Create a sample DataFrame

data = {'col1': ["'apple'", "'banana'", "'cherry'"]} df = pd.DataFrame(data)

Replace single quotation marks in the 'col1' column

df['col1'] = df['col1'].str.replace("'", '')

print(df)

This will result in a DataFrame where the single quotation marks have been removed from the 'col1' column.

How to filter out rows with single quotation marks in a pandas DataFrame?

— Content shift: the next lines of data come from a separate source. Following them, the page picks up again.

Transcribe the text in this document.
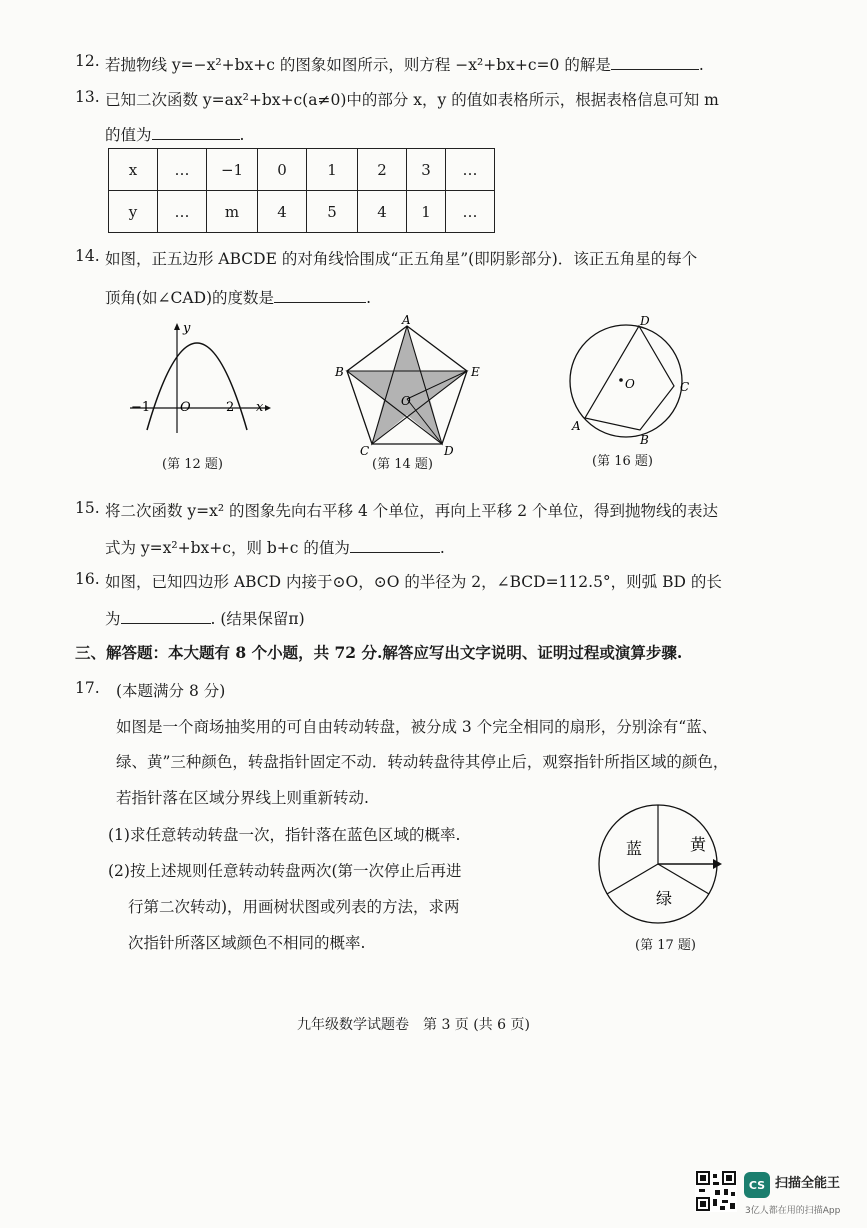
12. 若抛物线 y=−x²+bx+c 的图象如图所示，则方程 −x²+bx+c=0 的解是	.
13. 已知二次函数 y=ax²+bx+c(a≠0)中的部分 x，y 的值如表格所示，根据表格信息可知 m
的值为	.
x	…	−1	0	1	2	3	…
y	…	m	4	5	4	1	…
14. 如图，正五边形 ABCDE 的对角线恰围成“正五角星”(即阴影部分)．该正五角星的每个
顶角(如∠CAD)的度数是	.
y
x
O
−1	2
(第 12 题)
A
B
C	D
E
O
(第 14 题)
A
B
C
D
O
(第 16 题)
15. 将二次函数 y=x² 的图象先向右平移 4 个单位，再向上平移 2 个单位，得到抛物线的表达
式为 y=x²+bx+c，则 b+c 的值为	.
16. 如图，已知四边形 ABCD 内接于⊙O，⊙O 的半径为 2，∠BCD=112.5°，则弧 BD 的长
为	. (结果保留π)
三、解答题：本大题有 8 个小题，共 72 分.解答应写出文字说明、证明过程或演算步骤.
17. (本题满分 8 分)
如图是一个商场抽奖用的可自由转动转盘，被分成 3 个完全相同的扇形，分别涂有“蓝、
绿、黄”三种颜色，转盘指针固定不动．转动转盘待其停止后，观察指针所指区域的颜色，
若指针落在区域分界线上则重新转动.
(1)求任意转动转盘一次，指针落在蓝色区域的概率.
(2)按上述规则任意转动转盘两次(第一次停止后再进
行第二次转动)，用画树状图或列表的方法，求两
次指针所落区域颜色不相同的概率.
蓝	黄
绿
(第 17 题)
九年级数学试题卷　第 3 页 (共 6 页)
CS 扫描全能王
3亿人都在用的扫描App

You can filter out rows with single quotation marks in a pandas DataFrame by using the str.contains() method along with regular expressions. Here is an example code snippet to achieve this:

import pandas as pd

Create a sample DataFrame

data = {'col1': ['abc', 'def', 'ghi', "j'kl", "mno", 'pqr', "stu'v"]} df = pd.DataFrame(data)

Filter out rows with single quotation marks

df_filtered = df[~df['col1'].str.contains("'", regex=False)]

Print the filtered DataFrame

print(df_filtered)

In this code snippet, the str.contains() method is used with the regular expression '"' to filter out rows that contain single quotation marks in the 'col1' column. The ~ operator is used to negate the condition, so that rows with single quotation marks are excluded from the final filtered DataFrame.